Seen through that lens, Bill becomes a force for serious evil, and honestly, I don't think we can look at him the same way again, now that he has sentenced a vampire to death for doing what he himself has done so often. (It's no accident that we saw him feeding on that British guy just last week.) He can cite whatever principle he likes, but the fact is, Bill had a member of his own species destroyed for behaving "naturally." There's no going back to the argument that "Bill's just a decent-hearted vampire." I'm not saying he is a purely evil character -- he isn't, as we can see from his ongoing concern for Jessica and Sookie -- but he's not a dreamy romantic hero anymore. He's a character who has done great evil in the name of the greater good.
And true... in the real world, it's easier to pick a side in this battle. When, say, a group of "polite" gay men shun a flamboyant drag queen for being to "queeny," they are obviously in the wrong. It's trickier, though, when vampires shun other vampires for draining the blood of the unwilling. Moral complexity! Hooray!
But you know what's less morally complex? A group of meth-heads... sorry, v-heads... kidnapping Jason, turning him into a werepanther against his will, and then force-feeding him Mexican Viagra so the women can rape him until he gets them pregnant. It's just awful. The show makes it slightly more palatable by making it clear that the Hotshotters believe they must breed with Jason in order to survive as a species, but still... he's being raped.
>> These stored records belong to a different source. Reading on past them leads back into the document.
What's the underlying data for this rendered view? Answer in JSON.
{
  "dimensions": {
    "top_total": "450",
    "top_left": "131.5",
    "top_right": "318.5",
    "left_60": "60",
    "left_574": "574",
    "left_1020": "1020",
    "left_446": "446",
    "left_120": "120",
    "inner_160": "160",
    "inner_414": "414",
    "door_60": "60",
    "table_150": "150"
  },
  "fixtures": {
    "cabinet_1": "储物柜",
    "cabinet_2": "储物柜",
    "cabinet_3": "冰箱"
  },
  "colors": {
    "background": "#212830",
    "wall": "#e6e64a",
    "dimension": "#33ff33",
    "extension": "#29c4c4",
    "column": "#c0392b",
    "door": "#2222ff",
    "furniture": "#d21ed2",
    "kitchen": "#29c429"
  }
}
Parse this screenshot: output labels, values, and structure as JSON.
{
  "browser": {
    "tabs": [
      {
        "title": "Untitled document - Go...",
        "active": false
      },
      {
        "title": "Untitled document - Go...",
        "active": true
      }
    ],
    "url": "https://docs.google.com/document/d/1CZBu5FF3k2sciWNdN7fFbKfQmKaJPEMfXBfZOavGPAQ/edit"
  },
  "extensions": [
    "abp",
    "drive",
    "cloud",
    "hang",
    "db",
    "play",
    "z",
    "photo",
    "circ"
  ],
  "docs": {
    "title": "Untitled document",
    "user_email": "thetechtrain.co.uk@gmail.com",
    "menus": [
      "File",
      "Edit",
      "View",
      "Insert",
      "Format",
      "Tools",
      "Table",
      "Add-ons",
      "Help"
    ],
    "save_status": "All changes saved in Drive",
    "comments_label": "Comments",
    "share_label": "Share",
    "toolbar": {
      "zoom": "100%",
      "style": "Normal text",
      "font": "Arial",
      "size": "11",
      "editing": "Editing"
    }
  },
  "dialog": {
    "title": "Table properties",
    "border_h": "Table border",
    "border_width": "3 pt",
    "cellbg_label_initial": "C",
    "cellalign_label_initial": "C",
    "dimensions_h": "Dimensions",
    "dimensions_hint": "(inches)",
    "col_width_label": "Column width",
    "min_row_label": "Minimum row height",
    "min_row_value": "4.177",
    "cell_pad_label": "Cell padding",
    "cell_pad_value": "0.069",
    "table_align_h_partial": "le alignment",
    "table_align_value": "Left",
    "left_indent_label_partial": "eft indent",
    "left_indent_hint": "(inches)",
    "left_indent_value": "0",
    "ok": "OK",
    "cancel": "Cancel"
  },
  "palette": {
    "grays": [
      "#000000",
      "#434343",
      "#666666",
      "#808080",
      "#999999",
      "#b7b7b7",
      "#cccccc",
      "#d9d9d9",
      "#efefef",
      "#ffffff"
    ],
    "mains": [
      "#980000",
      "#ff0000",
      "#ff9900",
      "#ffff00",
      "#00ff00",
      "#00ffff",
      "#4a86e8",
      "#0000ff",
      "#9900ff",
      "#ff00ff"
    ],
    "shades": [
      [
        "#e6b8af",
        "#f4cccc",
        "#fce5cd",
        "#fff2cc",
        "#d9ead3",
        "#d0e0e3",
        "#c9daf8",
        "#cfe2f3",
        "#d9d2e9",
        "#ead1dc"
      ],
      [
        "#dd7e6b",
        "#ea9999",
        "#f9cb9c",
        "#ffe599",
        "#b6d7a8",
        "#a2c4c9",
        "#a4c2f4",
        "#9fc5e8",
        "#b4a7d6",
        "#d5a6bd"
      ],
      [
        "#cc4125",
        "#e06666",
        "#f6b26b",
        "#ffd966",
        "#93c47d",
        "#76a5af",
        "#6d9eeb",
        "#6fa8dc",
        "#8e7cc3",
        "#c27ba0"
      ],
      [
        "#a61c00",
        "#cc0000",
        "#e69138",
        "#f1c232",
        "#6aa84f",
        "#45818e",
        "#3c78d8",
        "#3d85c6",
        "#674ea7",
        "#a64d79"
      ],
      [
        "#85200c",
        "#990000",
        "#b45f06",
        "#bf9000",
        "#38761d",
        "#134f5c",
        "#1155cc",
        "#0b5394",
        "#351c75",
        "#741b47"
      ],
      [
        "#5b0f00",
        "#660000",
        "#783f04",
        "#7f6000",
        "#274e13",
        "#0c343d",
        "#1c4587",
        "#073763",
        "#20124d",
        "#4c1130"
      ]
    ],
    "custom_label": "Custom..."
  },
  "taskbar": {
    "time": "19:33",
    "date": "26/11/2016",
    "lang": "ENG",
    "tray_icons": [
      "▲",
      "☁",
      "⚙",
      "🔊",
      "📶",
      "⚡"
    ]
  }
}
This is a powerful storyline, but I hope Jason gets untied soon. We just got Tara up on her feet, and I'm not interested in watching yet another character be a passive victim for weeks on end.
Moving on, let me give quick winks to Alcide and the recently-drug-free Debbie. Sookie is right to drop her "please look after Eric" plan when she realizes that a former v-addict is still skulking around Alcide's life. Debbie will go kaboom sooner or later, as will Tommy, who is nastily plotting to bilk Hoyt's mama out of her house and some money she may be coming into. Maybe Debbie and Tommy can join forces with Arlene's Evil Baby, who is obviously the best character of all time. When I see Evil Baby playing with the Evil BabyDoll (the one that keeps finding its way back to Jessica and Hoyt's house), I just want to clap my hands and holler for joy.
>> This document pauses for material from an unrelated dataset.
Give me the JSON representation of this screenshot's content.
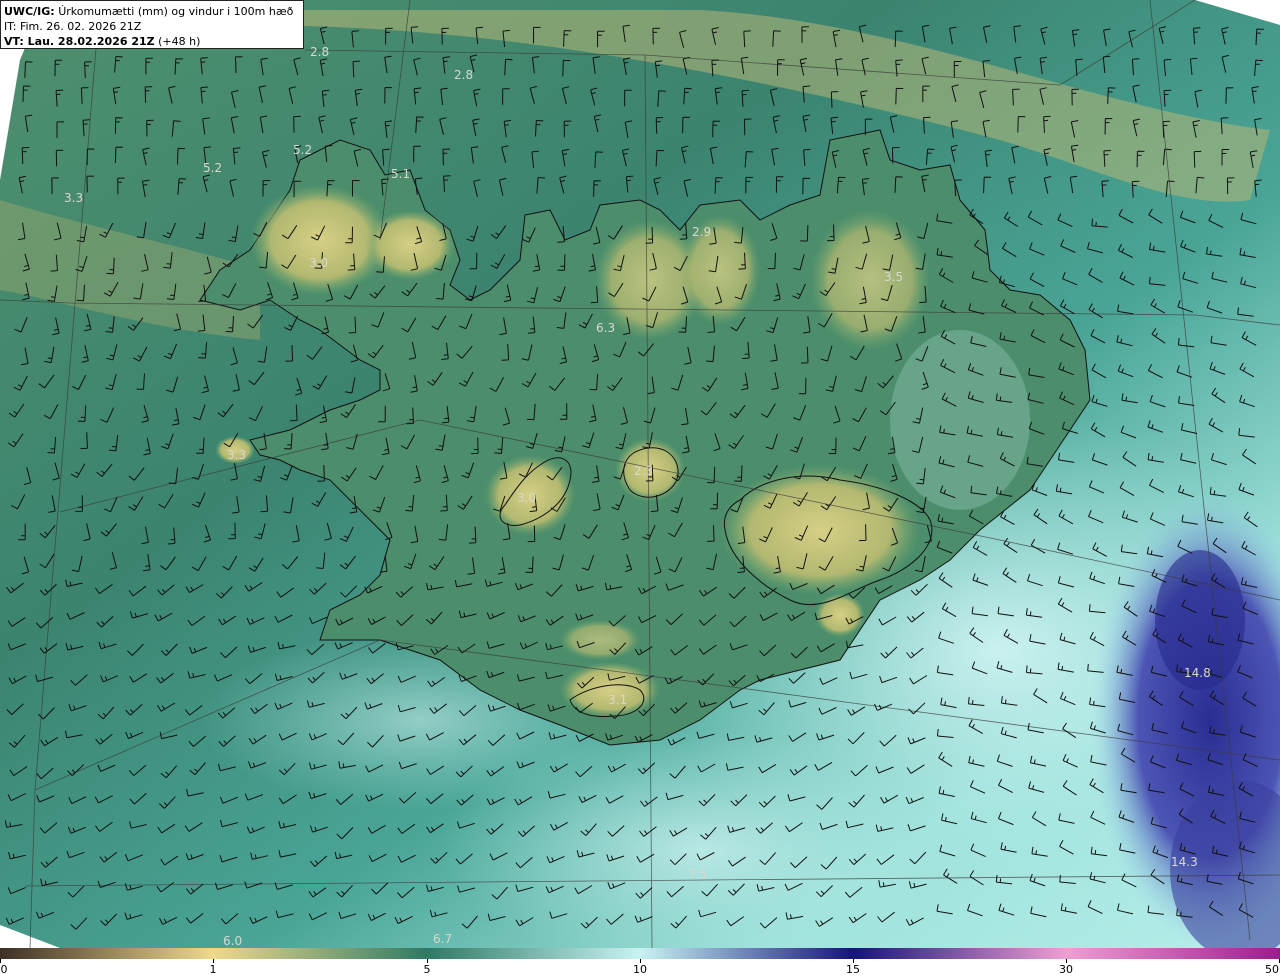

But even Evil BabyDoll can't compete this week with Marnie the Witch, who is so eager to supplicate herself to the ghost-spirit-demon of that pretty brunette woman that she slices the hell out of her arms and drips her blood into a silver goblet while delivering a Tennessee Williams-esque monologue about sacrifice in the name of unholy devotion. Fiona Shaw makes this moment crazy and desperate and fascinating, and she once again makes me wish I'd seen her celebrated turn as Medea a few years ago. But for now, I can savor her twitchy devotion to Magick, and I can declare that last slice of her arm our Sucker Punch of the Week.